İşgalci güçlerin merhametini arayan “muhiplerin” her biri bir yandan, aman “ekselanslarını kızdırmayalım”, “biz zaten treni kaçırmışız”, “medeni milletlerden birinin mandası olmadan nasıl yaşarız” gibi ipe sapa gelmez, çoğu da pompalanan korkunun tezahürü olan fikir ve anlayışlar şaşılacak derecede etkilidir.
Gak dedikçe et, guk dedikçe süt verilen canavarlara can da versen doyurmanın veya durdurmanın imkanının kalmadığını anlayanlar tayfası, o güzelim insanlar, koruyucu ve merhametli olduğuna dair reklamı yapılan sırtlanlığın farkına çoktan varmışlardı. Bütün mesele çakalların dişlerinin kırılıp zararsız hale getirilmesiydi.
Çakallar işbirlikçilerin ta da kendisiydi.
Az değildiler.
Ne yapacağının hesabıyla şaşırmış Osmanlı hükümet yetkililerinin etrafında kümelenmiş bu çakallar sürüsü, bu şaşkınlıktan nemalanmaya çalışan misyonerlik emrindeki sermayeyi de yanlarına almış olarak ali kıran baş kesen pozundaydılar.
Maliyesi ömrünün en kötü günlerini yaşayan imparatorluğa bağlı bulunan milletlerin bağımsızlık çabaları, zayıflıktan istifade uyanıklığı ve kışkırtmalar ile ayrı bir bela sağanağıyla yüz yüze bırakmıştı devleti ve zamanım hükümetlerini.
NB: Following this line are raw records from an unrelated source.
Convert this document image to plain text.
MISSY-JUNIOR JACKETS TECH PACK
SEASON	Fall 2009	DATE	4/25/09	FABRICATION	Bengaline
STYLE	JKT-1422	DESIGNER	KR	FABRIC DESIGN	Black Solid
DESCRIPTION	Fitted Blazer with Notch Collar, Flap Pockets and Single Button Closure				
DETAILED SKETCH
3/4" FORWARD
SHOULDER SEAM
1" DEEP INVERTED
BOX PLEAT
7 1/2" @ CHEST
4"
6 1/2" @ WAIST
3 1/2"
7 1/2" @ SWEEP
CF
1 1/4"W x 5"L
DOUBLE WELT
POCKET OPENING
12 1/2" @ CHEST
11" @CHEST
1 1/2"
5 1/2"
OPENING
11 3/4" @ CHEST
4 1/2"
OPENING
Her millet yangından mal kaçırır gibi yapmaya giriştikleri bir yana, arkalarına da İstanbul’u fiili işgale memur edilmiş kişi veya devletlerden bir koruyucu seçmişlerdi.
Durum o kader çetrefilliydi yani.
İtirazı olanlar, rahatsızlığı örgütlenmesi muhtemel kişileri, İstanbul dışına yolladıkları bir yana, kimilerinin başlarına olmadık işler açmaktaydılar. Bilindiği üzere, en son kör topal devletin örgütsel işleyişine yön veren Osmanlı Mebusan Meclisini dağıtıp, kafa tutanları esir statüsünde Malta’ya sürgüne taşıdılar.
Özet olarak sözünü ettiğimiz koşulların açıklarıyla birlikte milletin kurtulma ve bağımsız olma isteğini akıllıca değerlendiren aydın ve millici askerlerin kotardıkları 19 Mayıs tarihiyle bildiğimiz operasyona umudun fiiliyata geçişinin başlangıcıdır denebilir.
Silahları ve devşirdikleri kişilerin çokluğuna güvenerek hareket eden işgalci güçlerin kendileri adına avantaj gördükleri bir gerçek de, milletin yorgun ve yoksul olduğuydu.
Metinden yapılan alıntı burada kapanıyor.